The rate of unemployment goes up by another 12.5 per cent if diploma and certificate holders are added to the equation. This means that chances of getting employment for young men and women become less once they acquire vocational skills or a college degree. Broadly one in every four men with a graduate degree or a vocational education in this age group is likely to be unemployed in India.
According to the latest NSSO estimates (for 2011-12) this is far higher than the rate of unemployment for those with fewer educational qualifications. (See chart.) As the country goes to vote, jobs are likely to be on top of the mind for the record number of 8 crore first-time voters.
The highly disturbing trend holds true for all categories, including men in rural India and women in both urban and rural areas.
Sunita Sanghi, adviser (Labour) in the Planning Commission, said the data showed that skill development programmes and college education were possibly not creating the sort of training that were in demand in the manufacturing and services sector.

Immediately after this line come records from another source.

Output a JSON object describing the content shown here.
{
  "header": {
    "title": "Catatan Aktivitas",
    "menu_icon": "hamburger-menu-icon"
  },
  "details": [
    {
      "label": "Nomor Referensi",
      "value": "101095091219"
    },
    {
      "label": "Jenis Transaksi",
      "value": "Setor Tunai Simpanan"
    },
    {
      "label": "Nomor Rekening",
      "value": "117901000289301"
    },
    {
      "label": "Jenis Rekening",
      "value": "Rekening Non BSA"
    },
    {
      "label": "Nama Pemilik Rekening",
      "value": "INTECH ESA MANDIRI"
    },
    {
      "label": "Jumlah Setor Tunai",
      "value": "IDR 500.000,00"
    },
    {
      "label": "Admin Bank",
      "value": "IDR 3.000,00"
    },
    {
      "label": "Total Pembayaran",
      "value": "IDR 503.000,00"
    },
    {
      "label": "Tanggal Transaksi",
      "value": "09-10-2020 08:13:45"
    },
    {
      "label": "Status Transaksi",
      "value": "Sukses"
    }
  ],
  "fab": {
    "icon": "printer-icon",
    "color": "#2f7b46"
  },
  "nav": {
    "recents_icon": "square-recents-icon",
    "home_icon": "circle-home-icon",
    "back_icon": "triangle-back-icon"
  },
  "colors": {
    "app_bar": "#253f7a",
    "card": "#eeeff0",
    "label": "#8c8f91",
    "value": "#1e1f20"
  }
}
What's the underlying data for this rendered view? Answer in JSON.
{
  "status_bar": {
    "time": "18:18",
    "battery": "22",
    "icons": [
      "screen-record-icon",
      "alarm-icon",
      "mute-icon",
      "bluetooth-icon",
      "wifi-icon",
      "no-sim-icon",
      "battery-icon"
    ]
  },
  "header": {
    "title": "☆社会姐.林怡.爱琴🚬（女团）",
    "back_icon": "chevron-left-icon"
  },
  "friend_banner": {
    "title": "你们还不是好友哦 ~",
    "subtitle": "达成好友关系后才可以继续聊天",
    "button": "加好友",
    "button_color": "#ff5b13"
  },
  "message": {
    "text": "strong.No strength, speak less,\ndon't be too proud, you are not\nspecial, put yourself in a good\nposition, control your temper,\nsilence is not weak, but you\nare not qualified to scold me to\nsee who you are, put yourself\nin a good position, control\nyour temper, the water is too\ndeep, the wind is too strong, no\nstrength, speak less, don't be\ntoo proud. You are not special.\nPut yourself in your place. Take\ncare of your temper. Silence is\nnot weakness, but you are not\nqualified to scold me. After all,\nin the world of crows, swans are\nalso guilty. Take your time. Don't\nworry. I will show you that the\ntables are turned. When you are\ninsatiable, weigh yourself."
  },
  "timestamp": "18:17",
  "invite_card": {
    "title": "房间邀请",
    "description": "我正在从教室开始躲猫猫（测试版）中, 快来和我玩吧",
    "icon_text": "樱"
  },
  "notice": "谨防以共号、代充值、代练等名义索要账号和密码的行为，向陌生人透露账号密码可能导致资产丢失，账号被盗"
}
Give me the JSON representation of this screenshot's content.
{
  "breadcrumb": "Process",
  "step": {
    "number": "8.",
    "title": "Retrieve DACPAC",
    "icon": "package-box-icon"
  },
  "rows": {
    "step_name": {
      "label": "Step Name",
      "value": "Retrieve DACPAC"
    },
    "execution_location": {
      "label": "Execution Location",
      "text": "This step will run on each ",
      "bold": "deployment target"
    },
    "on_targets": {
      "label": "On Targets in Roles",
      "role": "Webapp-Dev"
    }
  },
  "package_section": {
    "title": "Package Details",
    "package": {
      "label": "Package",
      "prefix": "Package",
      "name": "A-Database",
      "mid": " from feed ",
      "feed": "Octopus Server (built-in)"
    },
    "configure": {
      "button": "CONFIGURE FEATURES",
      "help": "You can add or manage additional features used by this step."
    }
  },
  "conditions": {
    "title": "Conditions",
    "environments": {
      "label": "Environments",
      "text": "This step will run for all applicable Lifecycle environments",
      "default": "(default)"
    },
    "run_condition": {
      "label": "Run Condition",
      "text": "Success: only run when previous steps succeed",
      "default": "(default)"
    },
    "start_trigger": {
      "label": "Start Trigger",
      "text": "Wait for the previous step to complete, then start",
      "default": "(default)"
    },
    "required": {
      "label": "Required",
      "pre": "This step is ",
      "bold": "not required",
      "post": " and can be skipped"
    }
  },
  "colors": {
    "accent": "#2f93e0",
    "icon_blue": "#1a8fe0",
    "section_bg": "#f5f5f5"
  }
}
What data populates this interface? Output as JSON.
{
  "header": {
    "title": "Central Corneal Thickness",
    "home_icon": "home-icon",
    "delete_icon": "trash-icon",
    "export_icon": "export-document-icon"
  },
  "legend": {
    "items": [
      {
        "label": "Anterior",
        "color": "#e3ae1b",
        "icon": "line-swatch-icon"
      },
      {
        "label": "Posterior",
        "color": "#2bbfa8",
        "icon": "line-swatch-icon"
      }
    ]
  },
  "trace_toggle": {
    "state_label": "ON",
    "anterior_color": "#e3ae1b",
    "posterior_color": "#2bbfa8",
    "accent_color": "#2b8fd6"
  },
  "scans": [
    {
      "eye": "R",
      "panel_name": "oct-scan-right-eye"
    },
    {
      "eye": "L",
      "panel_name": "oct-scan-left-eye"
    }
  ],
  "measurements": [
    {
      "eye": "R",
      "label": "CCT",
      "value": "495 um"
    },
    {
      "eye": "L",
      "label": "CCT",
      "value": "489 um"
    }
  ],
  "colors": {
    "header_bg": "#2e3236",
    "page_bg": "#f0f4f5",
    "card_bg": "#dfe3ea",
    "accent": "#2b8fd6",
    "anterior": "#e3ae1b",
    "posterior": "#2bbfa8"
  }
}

A March 2013 ILO Asia-Pacific Working Paper makes the same point. It shows that even though educational attainment has risen quickly in recent years, gaining a foothold in the labour market remains elusive for many young Indians. Due to the sensitivity of the data, the numbers though collated from NSS studies, were not released by the government agencies.
The picture is worse for women diploma holders and those with graduate degrees compared with men, in both rural and urban areas. This is particularly disturbing as the broader labour force participation rate data shows, over the last decade, the percentage of women who came up for employment has declined.
But as the chart shows, even among them, women who went for diplomas in various trades had a higher unemployment rate of 17.3 per cent, three times the percentage for no-jobs figures for those who had completed only middle school, in urban areas.
The high unemployment rate among women is bad news for attempts to reduce inequality among men and women, as well as for the overall economy.
The data is in sync with the trend among the larger proportion of rural men who are giving up farm sector jobs. But in the absence of better avenues, most of them are forced to pick up jobs in the services sector, especially as construction workers. This explains the low unemployment percentage among non-literates and those with only primary school education, among both men and women.
Comparable figures from highly populated developing countries also show a similar trend. There is a rise in the unemployment rate in sync with the level of education as boys and girls without education often belong to low income households and hence, cannot afford to remain unemployed for long.
In India too, the labour force participation rate for example, is higher among the Scheduled Castes, Scheduled Tribes and Other Backward Classes, especially in the rural areas.